Putin: No, really, we aren’t going to annex Crimea
posted at 8:01 am on March 4, 2014 by Ed Morrissey
Vladimir Putin held a press conference near Moscow today to get a few things straightened out with the media and the world. Some people may be under the impression that Russia has invaded Crimea, what with all of the planes and ships landing there disgorging troops, and with the heavy Russian artillery rolling down the road to Sevastopol. Those aren’t Russian forces, Putin insists, but just Crimean boys looking to secure their homeland against coup plotters in Kyiv. No, seriously:
Russian soldiers have not occupied government buildings and surrounded Ukrainian military bases on the Crimean Peninsula, Russian President Vladimir Putin insisted Tuesday during a news conference near Moscow at which he gave an account of recent events that contradicts reports from the ground.
Instead, he told reporters that the heavily armed men are “local self-defense forces.”
Well, maybe they’re not all just good Crimean boys defending their homeland:
What’s more, anything Russia has done, Putin said without offering specifics, has been part of a “humanitarian mission” to protect ethnic Russians in Crimea.
But even as he said that no Russian troops have been involved in the latest events in Crimea, Putin drew comparisons that would seem to indicate they had been. “Our actions are often described by the West as not legitimate, but look at U.S. operations in Afghanistan, Iraq and Libya,” he said, according to a BBC translation of his comments. “Our actions are legitimate from the point of view of international law, because Ukraine’s legitimate president asked us for help. … Defending these people is in our interests … we do not want to ‘enslave’ anyone.”
You remember “Ukraine’s legitimate president,” yes?
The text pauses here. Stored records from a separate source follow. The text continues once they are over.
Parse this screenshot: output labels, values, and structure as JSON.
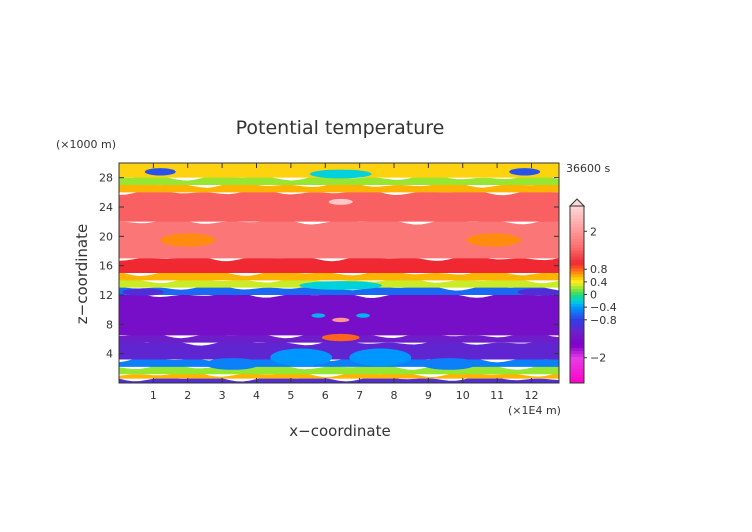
{
  "chart_data": {
    "type": "heatmap",
    "title": "Potential temperature",
    "time_label": "36600 s",
    "xlabel": "x−coordinate",
    "ylabel": "z−coordinate",
    "x_unit": "(×1E4 m)",
    "y_unit": "(×1000 m)",
    "xlim": [
      0,
      12.8
    ],
    "ylim": [
      0,
      30
    ],
    "x_ticks": [
      1,
      2,
      3,
      4,
      5,
      6,
      7,
      8,
      9,
      10,
      11,
      12
    ],
    "y_ticks": [
      4,
      8,
      12,
      16,
      20,
      24,
      28
    ],
    "colorbar": {
      "range": [
        -2.8,
        2.8
      ],
      "labels": [
        {
          "value": 2,
          "text": "2"
        },
        {
          "value": 0.8,
          "text": "0.8"
        },
        {
          "value": 0.4,
          "text": "0.4"
        },
        {
          "value": 0,
          "text": "0"
        },
        {
          "value": -0.4,
          "text": "−0.4"
        },
        {
          "value": -0.8,
          "text": "−0.8"
        },
        {
          "value": -2,
          "text": "−2"
        }
      ]
    },
    "layers": [
      {
        "z": [
          0,
          0.6
        ],
        "value": -1.0
      },
      {
        "z": [
          0.6,
          1.2
        ],
        "value": 0.6
      },
      {
        "z": [
          1.2,
          2.2
        ],
        "value": 0.2
      },
      {
        "z": [
          2.2,
          3.2
        ],
        "value": -0.5
      },
      {
        "z": [
          3.2,
          5.5
        ],
        "value": -1.1
      },
      {
        "z": [
          5.5,
          6.5
        ],
        "value": -1.2
      },
      {
        "z": [
          6.5,
          12.0
        ],
        "value": -1.4
      },
      {
        "z": [
          12.0,
          13.0
        ],
        "value": -0.6
      },
      {
        "z": [
          13.0,
          14.0
        ],
        "value": 0.3
      },
      {
        "z": [
          14.0,
          15.0
        ],
        "value": 0.6
      },
      {
        "z": [
          15.0,
          17.0
        ],
        "value": 1.0
      },
      {
        "z": [
          17.0,
          22.0
        ],
        "value": 1.6
      },
      {
        "z": [
          22.0,
          26.0
        ],
        "value": 1.4
      },
      {
        "z": [
          26.0,
          27.0
        ],
        "value": 0.6
      },
      {
        "z": [
          27.0,
          28.0
        ],
        "value": 0.2
      },
      {
        "z": [
          28.0,
          30.0
        ],
        "value": 0.5
      }
    ],
    "features": [
      {
        "x": 6.45,
        "z": 24.7,
        "rx": 0.35,
        "rz": 0.4,
        "value": 2.6
      },
      {
        "x": 6.45,
        "z": 28.5,
        "rx": 0.9,
        "rz": 0.6,
        "value": -0.2
      },
      {
        "x": 1.2,
        "z": 28.8,
        "rx": 0.45,
        "rz": 0.5,
        "value": -0.7
      },
      {
        "x": 11.8,
        "z": 28.8,
        "rx": 0.45,
        "rz": 0.5,
        "value": -0.7
      },
      {
        "x": 6.45,
        "z": 6.2,
        "rx": 0.55,
        "rz": 0.5,
        "value": 0.8
      },
      {
        "x": 6.45,
        "z": 8.6,
        "rx": 0.25,
        "rz": 0.3,
        "value": 2.0
      },
      {
        "x": 5.8,
        "z": 9.2,
        "rx": 0.2,
        "rz": 0.3,
        "value": -0.3
      },
      {
        "x": 7.1,
        "z": 9.2,
        "rx": 0.2,
        "rz": 0.3,
        "value": -0.3
      },
      {
        "x": 5.3,
        "z": 3.5,
        "rx": 0.9,
        "rz": 1.2,
        "value": -0.4
      },
      {
        "x": 7.6,
        "z": 3.5,
        "rx": 0.9,
        "rz": 1.2,
        "value": -0.4
      },
      {
        "x": 9.6,
        "z": 2.6,
        "rx": 0.8,
        "rz": 0.8,
        "value": -0.5
      },
      {
        "x": 3.3,
        "z": 2.6,
        "rx": 0.8,
        "rz": 0.8,
        "value": -0.5
      },
      {
        "x": 6.45,
        "z": 13.3,
        "rx": 1.2,
        "rz": 0.6,
        "value": -0.2
      },
      {
        "x": 2.0,
        "z": 19.5,
        "rx": 0.8,
        "rz": 0.9,
        "value": 0.7
      },
      {
        "x": 10.9,
        "z": 19.5,
        "rx": 0.8,
        "rz": 0.9,
        "value": 0.7
      },
      {
        "x": 0.7,
        "z": 12.4,
        "rx": 0.6,
        "rz": 0.5,
        "value": -1.0
      },
      {
        "x": 12.2,
        "z": 12.4,
        "rx": 0.6,
        "rz": 0.5,
        "value": -1.0
      }
    ]
  }
}
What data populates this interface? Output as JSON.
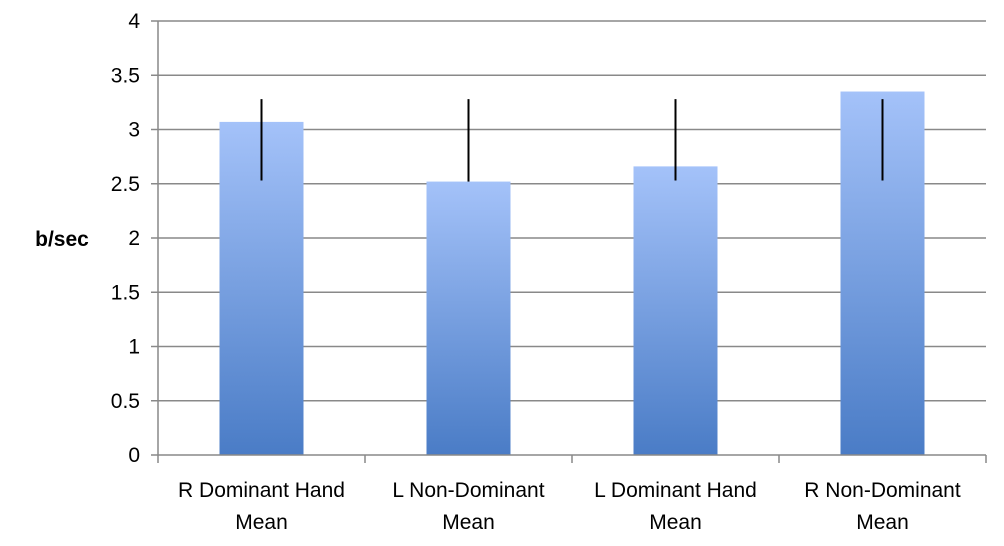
{
  "chart_data": {
    "type": "bar",
    "title": "",
    "xlabel": "",
    "ylabel": "b/sec",
    "ylim": [
      0,
      4
    ],
    "yticks": [
      0,
      0.5,
      1,
      1.5,
      2,
      2.5,
      3,
      3.5,
      4
    ],
    "ytick_labels": [
      "0",
      "0.5",
      "1",
      "1.5",
      "2",
      "2.5",
      "3",
      "3.5",
      "4"
    ],
    "categories": [
      [
        "R Dominant Hand",
        "Mean"
      ],
      [
        "L Non-Dominant",
        "Mean"
      ],
      [
        "L Dominant Hand",
        "Mean"
      ],
      [
        "R Non-Dominant",
        "Mean"
      ]
    ],
    "values": [
      3.07,
      2.52,
      2.66,
      3.35
    ],
    "error_bars": [
      {
        "low": 2.53,
        "high": 3.28
      },
      {
        "low": 2.52,
        "high": 3.28
      },
      {
        "low": 2.53,
        "high": 3.28
      },
      {
        "low": 2.53,
        "high": 3.28
      }
    ],
    "grid": true,
    "legend": "none",
    "colors": {
      "bar_top": "#a4c2f9",
      "bar_bottom": "#4a7cc6",
      "gridline": "#898989",
      "error_bar": "#000000",
      "axis": "#898989"
    }
  }
}
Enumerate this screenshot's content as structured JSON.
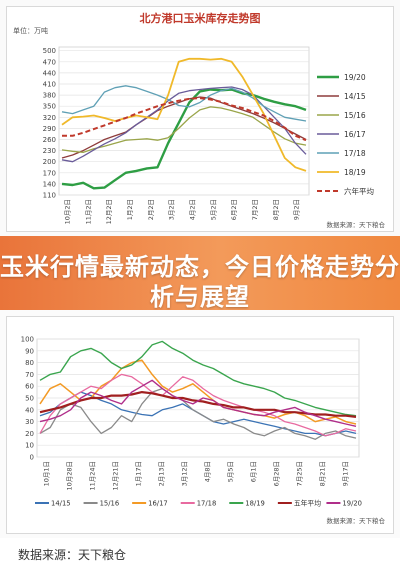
{
  "banner": {
    "headline": "玉米行情最新动态，今日价格走势分析与展望"
  },
  "footer": {
    "source": "数据来源：天下粮仓"
  },
  "chart_data": [
    {
      "type": "line",
      "title": "北方港口玉米库存走势图",
      "unit": "单位：万吨",
      "source": "数据来源：天下粮仓",
      "ylim": [
        110,
        510
      ],
      "yticks": [
        110,
        140,
        170,
        200,
        230,
        260,
        290,
        320,
        350,
        380,
        410,
        440,
        470,
        500
      ],
      "xticks": [
        "10月2日",
        "11月2日",
        "12月2日",
        "1月2日",
        "2月2日",
        "3月2日",
        "4月2日",
        "5月2日",
        "6月2日",
        "7月2日",
        "8月2日",
        "9月2日"
      ],
      "legend_position": "right",
      "series": [
        {
          "name": "19/20",
          "color": "#2e9e44",
          "width": 2.4,
          "dash": "",
          "values": [
            140,
            137,
            143,
            128,
            130,
            150,
            170,
            175,
            182,
            185,
            250,
            305,
            360,
            390,
            395,
            393,
            395,
            385,
            380,
            370,
            362,
            355,
            350,
            340
          ]
        },
        {
          "name": "14/15",
          "color": "#8e3b3b",
          "width": 1.3,
          "dash": "",
          "values": [
            210,
            218,
            230,
            245,
            260,
            270,
            280,
            300,
            318,
            338,
            350,
            360,
            370,
            375,
            372,
            360,
            350,
            340,
            330,
            318,
            305,
            290,
            275,
            260
          ]
        },
        {
          "name": "15/16",
          "color": "#9aa54a",
          "width": 1.3,
          "dash": "",
          "values": [
            232,
            228,
            225,
            235,
            242,
            250,
            258,
            260,
            262,
            258,
            265,
            290,
            318,
            340,
            348,
            345,
            338,
            330,
            320,
            300,
            280,
            262,
            250,
            245
          ]
        },
        {
          "name": "16/17",
          "color": "#6a5c9a",
          "width": 1.3,
          "dash": "",
          "values": [
            205,
            200,
            215,
            232,
            248,
            262,
            278,
            300,
            320,
            340,
            365,
            385,
            392,
            395,
            398,
            400,
            402,
            395,
            380,
            350,
            320,
            290,
            250,
            220
          ]
        },
        {
          "name": "17/18",
          "color": "#5fa0b5",
          "width": 1.3,
          "dash": "",
          "values": [
            335,
            330,
            340,
            350,
            388,
            400,
            405,
            400,
            390,
            380,
            368,
            352,
            348,
            360,
            380,
            392,
            398,
            388,
            372,
            350,
            335,
            320,
            315,
            310
          ]
        },
        {
          "name": "18/19",
          "color": "#f0b92a",
          "width": 1.8,
          "dash": "",
          "values": [
            300,
            320,
            322,
            325,
            318,
            310,
            318,
            325,
            320,
            315,
            380,
            470,
            478,
            478,
            476,
            478,
            470,
            430,
            380,
            330,
            270,
            210,
            185,
            175
          ]
        },
        {
          "name": "六年平均",
          "color": "#c0392b",
          "width": 2.0,
          "dash": "5,3",
          "values": [
            270,
            270,
            278,
            288,
            298,
            308,
            318,
            330,
            340,
            350,
            358,
            365,
            370,
            372,
            368,
            362,
            352,
            345,
            335,
            325,
            310,
            292,
            270,
            258
          ]
        }
      ]
    },
    {
      "type": "line",
      "unit": "",
      "source": "数据来源：天下粮仓",
      "ylim": [
        0,
        100
      ],
      "yticks": [
        0,
        10,
        20,
        30,
        40,
        50,
        60,
        70,
        80,
        90,
        100
      ],
      "xticks": [
        "10月1日",
        "10月28日",
        "11月24日",
        "12月21日",
        "1月17日",
        "2月13日",
        "3月12日",
        "4月8日",
        "5月5日",
        "6月1日",
        "6月28日",
        "7月25日",
        "8月21日",
        "9月17日"
      ],
      "legend_position": "bottom",
      "series": [
        {
          "name": "14/15",
          "color": "#3b73b5",
          "width": 1.3,
          "dash": "",
          "values": [
            35,
            38,
            45,
            50,
            55,
            52,
            48,
            45,
            40,
            38,
            36,
            35,
            40,
            42,
            45,
            40,
            35,
            30,
            28,
            30,
            32,
            30,
            28,
            26,
            24,
            22,
            20,
            20,
            18,
            20,
            22,
            20
          ]
        },
        {
          "name": "15/16",
          "color": "#8a8a8a",
          "width": 1.3,
          "dash": "",
          "values": [
            20,
            25,
            40,
            45,
            42,
            30,
            20,
            25,
            35,
            30,
            45,
            55,
            58,
            52,
            48,
            40,
            35,
            30,
            32,
            28,
            25,
            20,
            18,
            22,
            25,
            20,
            18,
            15,
            20,
            22,
            18,
            16
          ]
        },
        {
          "name": "16/17",
          "color": "#f39a25",
          "width": 1.5,
          "dash": "",
          "values": [
            45,
            58,
            62,
            55,
            48,
            50,
            60,
            65,
            75,
            80,
            82,
            70,
            60,
            55,
            58,
            62,
            55,
            48,
            42,
            40,
            38,
            36,
            35,
            33,
            36,
            38,
            35,
            30,
            32,
            34,
            30,
            28
          ]
        },
        {
          "name": "17/18",
          "color": "#e86aa0",
          "width": 1.3,
          "dash": "",
          "values": [
            20,
            35,
            45,
            50,
            55,
            60,
            58,
            65,
            70,
            68,
            62,
            55,
            52,
            60,
            68,
            65,
            58,
            52,
            48,
            45,
            42,
            40,
            38,
            35,
            30,
            28,
            25,
            22,
            18,
            20,
            24,
            22
          ]
        },
        {
          "name": "18/19",
          "color": "#3aa54e",
          "width": 1.4,
          "dash": "",
          "values": [
            65,
            70,
            72,
            85,
            90,
            92,
            88,
            80,
            75,
            78,
            85,
            95,
            98,
            92,
            88,
            82,
            78,
            75,
            70,
            65,
            62,
            60,
            58,
            55,
            50,
            48,
            45,
            42,
            40,
            38,
            36,
            35
          ]
        },
        {
          "name": "五年平均",
          "color": "#a01f1f",
          "width": 2.2,
          "dash": "",
          "values": [
            38,
            40,
            42,
            45,
            48,
            50,
            50,
            52,
            52,
            53,
            55,
            54,
            52,
            50,
            50,
            48,
            47,
            45,
            44,
            42,
            42,
            40,
            40,
            40,
            38,
            38,
            37,
            36,
            36,
            35,
            35,
            34
          ]
        },
        {
          "name": "19/20",
          "color": "#b02e8a",
          "width": 1.4,
          "dash": "",
          "values": [
            30,
            32,
            35,
            40,
            50,
            55,
            52,
            48,
            45,
            55,
            60,
            65,
            58,
            52,
            48,
            45,
            50,
            48,
            42,
            40,
            38,
            36,
            35,
            38,
            40,
            42,
            38,
            35,
            32,
            30,
            28,
            26
          ]
        }
      ]
    }
  ]
}
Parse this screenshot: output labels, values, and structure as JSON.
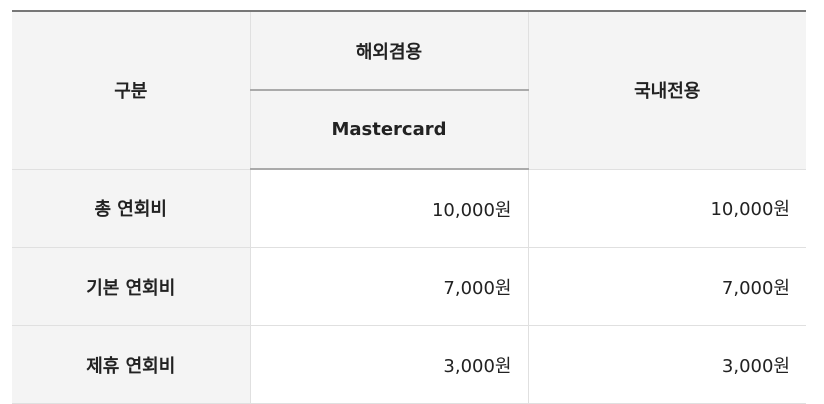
{
  "headers": {
    "category": "구분",
    "overseas": "해외겸용",
    "brand": "Mastercard",
    "domestic": "국내전용"
  },
  "rows": [
    {
      "label": "총 연회비",
      "overseas": "10,000원",
      "domestic": "10,000원"
    },
    {
      "label": "기본 연회비",
      "overseas": "7,000원",
      "domestic": "7,000원"
    },
    {
      "label": "제휴 연회비",
      "overseas": "3,000원",
      "domestic": "3,000원"
    }
  ]
}
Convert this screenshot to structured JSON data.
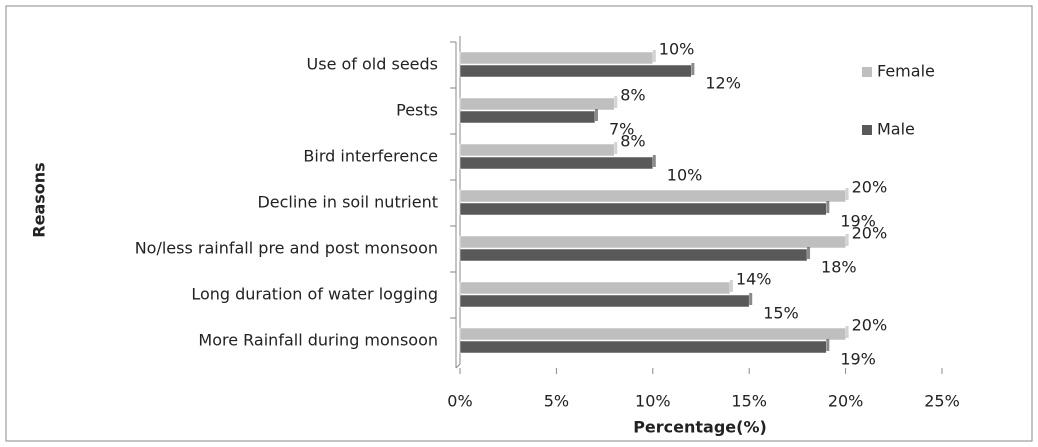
{
  "chart_data": {
    "type": "barh",
    "categories": [
      "Use of old seeds",
      "Pests",
      "Bird interference",
      "Decline in soil nutrient",
      "No/less rainfall pre and post monsoon",
      "Long duration of water logging",
      "More Rainfall during monsoon"
    ],
    "series": [
      {
        "name": "Female",
        "color": "#bfbfbf",
        "values": [
          10,
          8,
          8,
          20,
          20,
          14,
          20
        ],
        "value_labels": [
          "10%",
          "8%",
          "8%",
          "20%",
          "20%",
          "14%",
          "20%"
        ]
      },
      {
        "name": "Male",
        "color": "#595959",
        "values": [
          12,
          7,
          10,
          19,
          18,
          15,
          19
        ],
        "value_labels": [
          "12%",
          "7%",
          "10%",
          "19%",
          "18%",
          "15%",
          "19%"
        ]
      }
    ],
    "xlim": [
      0,
      25
    ],
    "xticks": [
      {
        "value": 0,
        "label": "0%"
      },
      {
        "value": 5,
        "label": "5%"
      },
      {
        "value": 10,
        "label": "10%"
      },
      {
        "value": 15,
        "label": "15%"
      },
      {
        "value": 20,
        "label": "20%"
      },
      {
        "value": 25,
        "label": "25%"
      }
    ],
    "x_label": "Percentage(%)",
    "y_label": "Reasons",
    "legend": "right"
  }
}
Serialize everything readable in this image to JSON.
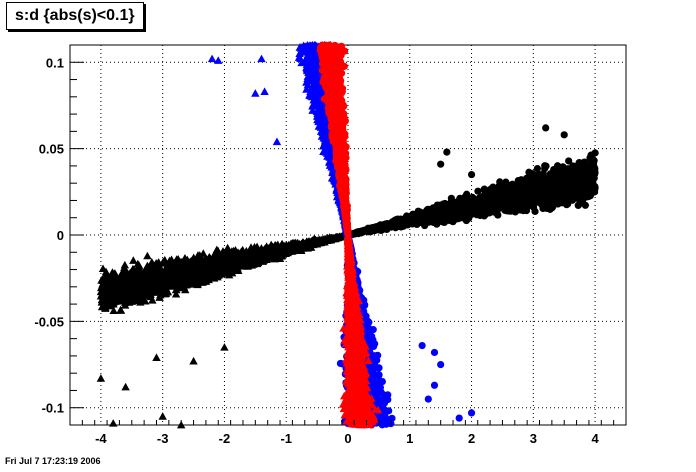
{
  "title": "s:d {abs(s)<0.1}",
  "timestamp": "Fri Jul  7 17:23:19 2006",
  "chart_data": {
    "type": "scatter",
    "title": "s:d {abs(s)<0.1}",
    "xlabel": "",
    "ylabel": "",
    "xlim": [
      -4.5,
      4.5
    ],
    "ylim": [
      -0.11,
      0.11
    ],
    "grid": true,
    "x_ticks": [
      -4,
      -3,
      -2,
      -1,
      0,
      1,
      2,
      3,
      4
    ],
    "x_tick_labels": [
      "-4",
      "-3",
      "-2",
      "-1",
      "0",
      "1",
      "2",
      "3",
      "4"
    ],
    "y_ticks": [
      -0.1,
      -0.05,
      0,
      0.05,
      0.1
    ],
    "y_tick_labels": [
      "-0.1",
      "-0.05",
      "0",
      "0.05",
      "0.1"
    ],
    "series": [
      {
        "color": "#000000",
        "markers": [
          {
            "shape": "circle",
            "branch": "right",
            "x_range": [
              0,
              4
            ],
            "slope": 0.0083,
            "spread_at_x4": 0.012,
            "outliers": [
              [
                4.0,
                0.0475
              ],
              [
                3.5,
                0.058
              ],
              [
                3.2,
                0.062
              ],
              [
                1.6,
                0.048
              ],
              [
                2.0,
                0.035
              ],
              [
                1.5,
                0.041
              ]
            ]
          },
          {
            "shape": "triangle",
            "branch": "left",
            "x_range": [
              -4,
              0
            ],
            "slope": 0.0083,
            "spread_at_x4": 0.012,
            "outliers": [
              [
                -4.0,
                -0.083
              ],
              [
                -3.6,
                -0.088
              ],
              [
                -3.1,
                -0.071
              ],
              [
                -2.5,
                -0.073
              ],
              [
                -2.0,
                -0.065
              ],
              [
                -3.8,
                -0.109
              ],
              [
                -3.0,
                -0.105
              ],
              [
                -2.7,
                -0.11
              ]
            ]
          }
        ]
      },
      {
        "color": "#0000ff",
        "markers": [
          {
            "shape": "triangle",
            "branch": "upper",
            "y_range": [
              0,
              0.11
            ],
            "x_at_top": -0.55,
            "spread_at_top": 0.25,
            "outliers": [
              [
                -2.2,
                0.102
              ],
              [
                -2.1,
                0.101
              ],
              [
                -1.4,
                0.102
              ],
              [
                -1.15,
                0.054
              ],
              [
                -1.35,
                0.083
              ],
              [
                -1.5,
                0.082
              ]
            ]
          },
          {
            "shape": "circle",
            "branch": "lower",
            "y_range": [
              -0.11,
              0
            ],
            "x_at_bottom": 0.35,
            "spread_at_bottom": 0.35,
            "outliers": [
              [
                1.5,
                -0.075
              ],
              [
                1.4,
                -0.087
              ],
              [
                1.3,
                -0.095
              ],
              [
                2.0,
                -0.103
              ],
              [
                1.8,
                -0.106
              ],
              [
                1.2,
                -0.064
              ],
              [
                1.4,
                -0.068
              ]
            ]
          }
        ]
      },
      {
        "color": "#ff0000",
        "markers": [
          {
            "shape": "circle",
            "branch": "upper",
            "y_range": [
              0,
              0.11
            ],
            "x_at_top": -0.3,
            "spread_at_top": 0.17
          },
          {
            "shape": "triangle",
            "branch": "lower",
            "y_range": [
              -0.11,
              0
            ],
            "x_at_bottom": 0.2,
            "spread_at_bottom": 0.22
          }
        ]
      }
    ]
  }
}
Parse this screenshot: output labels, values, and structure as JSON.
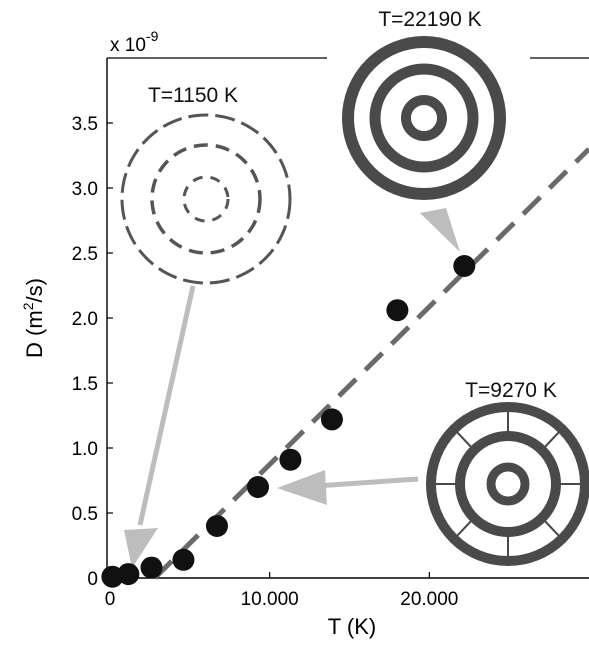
{
  "chart_data": {
    "type": "scatter",
    "xlabel": "T (K)",
    "ylabel_main": "D (m",
    "ylabel_sup": "2",
    "ylabel_tail": "/s)",
    "xlim": [
      0,
      30000
    ],
    "ylim": [
      0,
      4.0
    ],
    "x_ticks": [
      0,
      10000,
      20000
    ],
    "x_tick_labels": [
      "0",
      "10.000",
      "20.000"
    ],
    "y_ticks": [
      0,
      0.5,
      1.0,
      1.5,
      2.0,
      2.5,
      3.0,
      3.5
    ],
    "y_tick_labels": [
      "0",
      "0.5",
      "1.0",
      "1.5",
      "2.0",
      "2.5",
      "3.0",
      "3.5"
    ],
    "y_scale_base": "x 10",
    "y_scale_exp": "-9",
    "points": [
      {
        "x": 150,
        "y": 0.01
      },
      {
        "x": 1150,
        "y": 0.03
      },
      {
        "x": 2600,
        "y": 0.08
      },
      {
        "x": 4600,
        "y": 0.14
      },
      {
        "x": 6700,
        "y": 0.4
      },
      {
        "x": 9270,
        "y": 0.7
      },
      {
        "x": 11300,
        "y": 0.91
      },
      {
        "x": 13900,
        "y": 1.22
      },
      {
        "x": 18000,
        "y": 2.06
      },
      {
        "x": 22190,
        "y": 2.4
      }
    ],
    "fit_line": {
      "x0": 2800,
      "y0": 0.0,
      "x1": 30000,
      "y1": 3.3
    },
    "annotations": [
      {
        "text": "T=1150 K"
      },
      {
        "text": "T=22190 K"
      },
      {
        "text": "T=9270 K"
      }
    ],
    "colors": {
      "points": "#111111",
      "fit_line": "#6a6a6a",
      "arrows": "#bdbdbd",
      "rings": "#4a4a4a"
    },
    "grid": false
  }
}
He’s the one who had unarmed protesters shot in the street, where 77 or more were killed, and had several opulent palaces with their own private zoos — at least before he fled the country. The request from Viktor Yanukovich to Putin for the assistance came from Rostov-on-Don, the Russian city to which he fled.
Don’t worry, Putin assured the media. Those Russian forces who aren’t in Crimea even though we acted on Yanulovich’s request and are totally focused on humanitarian efforts to imprison Ukrainian military forces will not be the vanguard of an attempt by Moscow to take back Crimea. Trust him!
Russia is not considering trying to make Crimea a part of Russia, Russian President Vladimir Putin said Tuesday. Only people who live in Crimea can determine their future, he said. …
Putin also said that the shaky new government has destabilized the southern and eastern parts of the country since taking power, and that Yanukovych, who is wanted in Ukraine, did not give orders to shoot demonstrators during the protests that eventually led to his ouster.
Then, turning to the troop buildup in the Russian-dominated autonomous region of Crimea, Putin said Ukraine is a brotherly neighbor of Russia — and that the troops there have much in common. He also said Russian forces have not fired a shot since they crossed into Crimea.
He said any use of military force in Ukraine would be the last resort.
Russian troops have already invaded Crimea, so clearly military force came as a first resort. And it looks like a first resort in other Russian-heavy areas of Ukraine, too:
But if Russian-speaking citizens in the east of Ukraine ask for Russia’s help, Russia has the right “to take all measures to protect the rights of those people,” Putin said.
Military action, he said, would be “completely legitimate” because it was at the request of Yanukovych and in line with Russia’s duty to protect people with historic ties to Russia, both cultural and economic.
This is quite a performance by Putin. It’s difficult to remember the last time a head of state packed so many contradictory and demonstrably false declarations into one appearance. The fact that Putin felt the need to issue a denial at all might be a sign that the accusations from other European leaders might be stinging him a bit, but that’s outweighed by his breezy contradictions of those same denials in the same moment. He’s sending out a blizzard of BS as nothing more than sheer contempt for his opponents.